Future society will be virtually paperless, energy-efficient, dependent upon wide-bandwidth networking, and generally cognizant of global perspective through routine communication across decreasingly relevant borders. It is not too early to prepare for this: We need the ideas, the tools, and an awareness of the problems that accompany fundamental shifts in the meaning of information.

— Steven K. Roberts

In 1983 Steve Roberts realized he wasn’t happy chained to his desk and his debts. He’d lost sight of his passions — writing, adventure, computer design, ham radio, bicycling, romance, learning, networking, publishing. He decided to build a new lifestyle that combined those passions.Six months later he hit the road on Winnebiko, a custom recumbent bike equipped with a tiny Radio Shack Model 100 laptop and a small 5-watt solar panel. He connected each day to the CompuServe network through pay phones, transmitting magazine articles and book chapters.

Three years and 10,000 miles later Roberts replaced Winnebiko with Winnebiko II, a low-riding, high-tech bike with special handlebars that allowed Roberts to type while riding down the highway. Roberts pedaled 6,000 miles on Winnebiko II, this time with a traveling partner named Maggie Victor. Roberts writes of this period:

Through ham radio and computer networking, the sense of living in a virtual neighborhood grew more and more tangible, until the road itself became merely an entertaining backdrop for a stable life in Dataspace. . . . Home, quite literally, became an abstract electronic concept.
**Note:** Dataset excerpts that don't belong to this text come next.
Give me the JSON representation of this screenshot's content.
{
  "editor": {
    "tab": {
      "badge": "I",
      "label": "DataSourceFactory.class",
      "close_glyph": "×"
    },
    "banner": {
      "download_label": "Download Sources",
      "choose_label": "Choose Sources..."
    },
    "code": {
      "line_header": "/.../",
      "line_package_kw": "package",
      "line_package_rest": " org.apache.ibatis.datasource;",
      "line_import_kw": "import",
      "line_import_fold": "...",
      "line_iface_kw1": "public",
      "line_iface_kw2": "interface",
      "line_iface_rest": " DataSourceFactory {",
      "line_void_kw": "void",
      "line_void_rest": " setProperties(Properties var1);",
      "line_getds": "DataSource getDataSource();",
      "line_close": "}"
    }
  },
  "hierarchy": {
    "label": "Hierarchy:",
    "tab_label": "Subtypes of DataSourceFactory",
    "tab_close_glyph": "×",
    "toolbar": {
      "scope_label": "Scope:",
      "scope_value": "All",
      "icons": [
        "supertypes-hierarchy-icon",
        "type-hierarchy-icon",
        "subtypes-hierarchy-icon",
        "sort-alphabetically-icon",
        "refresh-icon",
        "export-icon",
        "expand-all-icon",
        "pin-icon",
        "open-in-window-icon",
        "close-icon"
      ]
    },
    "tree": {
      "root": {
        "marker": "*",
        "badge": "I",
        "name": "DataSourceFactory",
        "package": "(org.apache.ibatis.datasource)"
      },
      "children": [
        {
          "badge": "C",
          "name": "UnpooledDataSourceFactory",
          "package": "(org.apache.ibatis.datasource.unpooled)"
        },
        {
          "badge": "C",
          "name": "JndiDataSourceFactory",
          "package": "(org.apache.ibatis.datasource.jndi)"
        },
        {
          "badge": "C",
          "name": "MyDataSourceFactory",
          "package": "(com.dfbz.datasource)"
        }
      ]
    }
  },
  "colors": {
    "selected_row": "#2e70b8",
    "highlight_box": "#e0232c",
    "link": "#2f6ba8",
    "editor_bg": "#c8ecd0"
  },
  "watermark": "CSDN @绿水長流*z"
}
From a business standpoint, it no longer mattered where we were, and we traveled freely, making a living through magazine publishing and occasional consulting spin-offs, seeking modular phone jacks at every stop.

After three years technological advances lured Roberts off the road to design and build a new high-tech people-powered vehicle. With 150 corporate equipment sponsors and 35 helpers Roberts constructed the $1.2 million BEHEMOTH (Big Electronic Human-Energized Machine . . . Only Too Heavy) — a 580-pound, 8-foot recumbent bike with a 4-foot trailer. This showpiece of future technology carries seven networked computers, a ham radio station, satellite links, a cellular phone with modem and fax, a CD stereo system, water-cooled helmet with a heads-up virtual computer display, solar collectors, and six-level security system. (It can even dial 911 and say, “I am a bicycle; I am being stolen; my current latitude is…)

After pedaling 17,000 miles on techno-bikes, Roberts started having dreams of “life with no hills” and turned his sights to the sea. His latest project is Microship, “a high-tech multihull with an extensive network of embedded control systems, a satellite Internet link, console Macintoshes, ham radio, 1080 watts of solar panels, deployable kayaks, self-trailering capability, on-board video production, and whole new levels of technomadic gizmology.”

Roberts mixes travel with consulting and speaking engagements, all the while connected electronically to the support facilities in his laboratory. He sees his travels as a mixture of business, experimentation, education, and, of course, adventure. In his words, “There’s a LOT of world to explore out there. Having had a taste of it, how could I spend my life in one place?”